In sAD, the positivity of syn RT-QuIC is associated to a faster cognitive decline [13]. At this point, there is not enough information to evaluate the clinical impact of the presence of LB pathology in ADAD. However, we can speculate that introducing α-syn RT-QuIC testing in the evaluation of ADAD individuals could help to stratify patients in terms of prognosis or response to therapeutic interventions.

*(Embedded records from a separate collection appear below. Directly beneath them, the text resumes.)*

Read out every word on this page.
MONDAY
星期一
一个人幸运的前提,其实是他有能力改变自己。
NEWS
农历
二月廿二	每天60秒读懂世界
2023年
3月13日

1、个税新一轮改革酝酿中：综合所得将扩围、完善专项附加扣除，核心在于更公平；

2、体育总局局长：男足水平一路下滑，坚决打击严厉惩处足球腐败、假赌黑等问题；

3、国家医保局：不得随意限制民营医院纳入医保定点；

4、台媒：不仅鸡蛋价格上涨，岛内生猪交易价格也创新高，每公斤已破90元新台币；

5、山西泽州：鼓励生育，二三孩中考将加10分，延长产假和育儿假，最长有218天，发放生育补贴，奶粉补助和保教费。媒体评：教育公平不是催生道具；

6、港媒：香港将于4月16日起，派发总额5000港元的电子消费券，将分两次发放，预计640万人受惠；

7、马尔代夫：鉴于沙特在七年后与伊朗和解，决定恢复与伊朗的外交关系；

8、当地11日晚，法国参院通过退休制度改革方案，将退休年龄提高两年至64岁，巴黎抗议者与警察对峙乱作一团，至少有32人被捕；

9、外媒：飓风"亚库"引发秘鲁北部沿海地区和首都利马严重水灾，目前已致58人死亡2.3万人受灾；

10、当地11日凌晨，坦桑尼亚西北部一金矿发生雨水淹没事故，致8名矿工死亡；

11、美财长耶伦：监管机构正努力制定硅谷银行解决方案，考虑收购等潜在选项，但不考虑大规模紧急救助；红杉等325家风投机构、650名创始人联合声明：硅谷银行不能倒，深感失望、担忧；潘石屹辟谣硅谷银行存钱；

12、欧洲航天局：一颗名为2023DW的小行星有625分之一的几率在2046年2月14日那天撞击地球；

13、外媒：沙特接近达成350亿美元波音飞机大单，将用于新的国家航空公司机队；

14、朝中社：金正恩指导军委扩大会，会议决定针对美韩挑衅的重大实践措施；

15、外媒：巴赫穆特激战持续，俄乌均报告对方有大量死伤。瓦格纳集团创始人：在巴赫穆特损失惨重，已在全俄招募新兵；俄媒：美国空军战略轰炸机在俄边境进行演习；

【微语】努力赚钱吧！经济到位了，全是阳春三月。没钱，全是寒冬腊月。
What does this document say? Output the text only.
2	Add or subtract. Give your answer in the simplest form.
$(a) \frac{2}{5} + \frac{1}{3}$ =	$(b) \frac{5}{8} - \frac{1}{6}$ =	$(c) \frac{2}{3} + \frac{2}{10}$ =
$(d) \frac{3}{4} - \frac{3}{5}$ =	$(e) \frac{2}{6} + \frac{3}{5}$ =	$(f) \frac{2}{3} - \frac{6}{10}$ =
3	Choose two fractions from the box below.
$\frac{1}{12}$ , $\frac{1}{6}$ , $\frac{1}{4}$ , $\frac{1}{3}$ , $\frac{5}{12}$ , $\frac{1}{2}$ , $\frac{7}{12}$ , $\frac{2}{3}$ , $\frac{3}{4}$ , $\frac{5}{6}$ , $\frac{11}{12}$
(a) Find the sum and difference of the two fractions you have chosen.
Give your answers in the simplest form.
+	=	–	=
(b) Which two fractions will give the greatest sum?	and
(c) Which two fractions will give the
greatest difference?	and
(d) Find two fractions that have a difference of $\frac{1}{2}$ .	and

Altogether, we provide new data about the presence and detection of α-syn aggregates in ADAD that suggest a late appearance of LB pathology in these individuals. The frequency and specificity of this concomitant pathology in postmortem species in ADAD suggest a direct result of the biological process. Additional studies with a broader sample are needed to confirm these results.
Footnotes
ACKNOWLEDGMENTS
We thank all the participants for their generosity as without them none of this research would have been possible. We are indebted to the Biobanc-Hospital Clinic-FRCB-IDIBAPS for samples and data procurement. We are also grateful to AGAUR SGR 2021/01126 Generalitat de Catalunya.
FUNDING
This work has been funded by Instituto de Salud Carlos III and Fondo Europeo de Desarrollo Regional (FEDER), Unión Europea, “Una manera de hacer Europa” (PI20/00448 to Dr Sánchez-Valle and PI17/00670 to Dr Antonell and PFIS grant (FI18/00121) to Dr Ramos-Campoy); Dr Fort-Aznar is funded through the Marie Skłodowska-Curie Fellowship (PCI2021-122086-2B), MCIN/AEI/501100011033 and NextGenerationEU/PRTR. This study was partially funded by a generous donation from Grau-DeMiguel family.
CONFLICT OF INTEREST
RSV has served in Advisory Boards Meetings for Wave Life Sciences, Ionis, and Novo Nordisk and received personal fees for participating in educational activities from Janssen, Roche Diagnostics, and Neuroxpharma and funding to her institution for research projects from Biogen and Sage Pharmaceuticals.
AL is an Editorial Board Member of this journal but was not involved in the peer-review process nor had access to any information regarding its peer-review.
All other authors have no conflict of interest to report.
DATA AVAILABILITY
The data supporting the findings of this study are available within the article.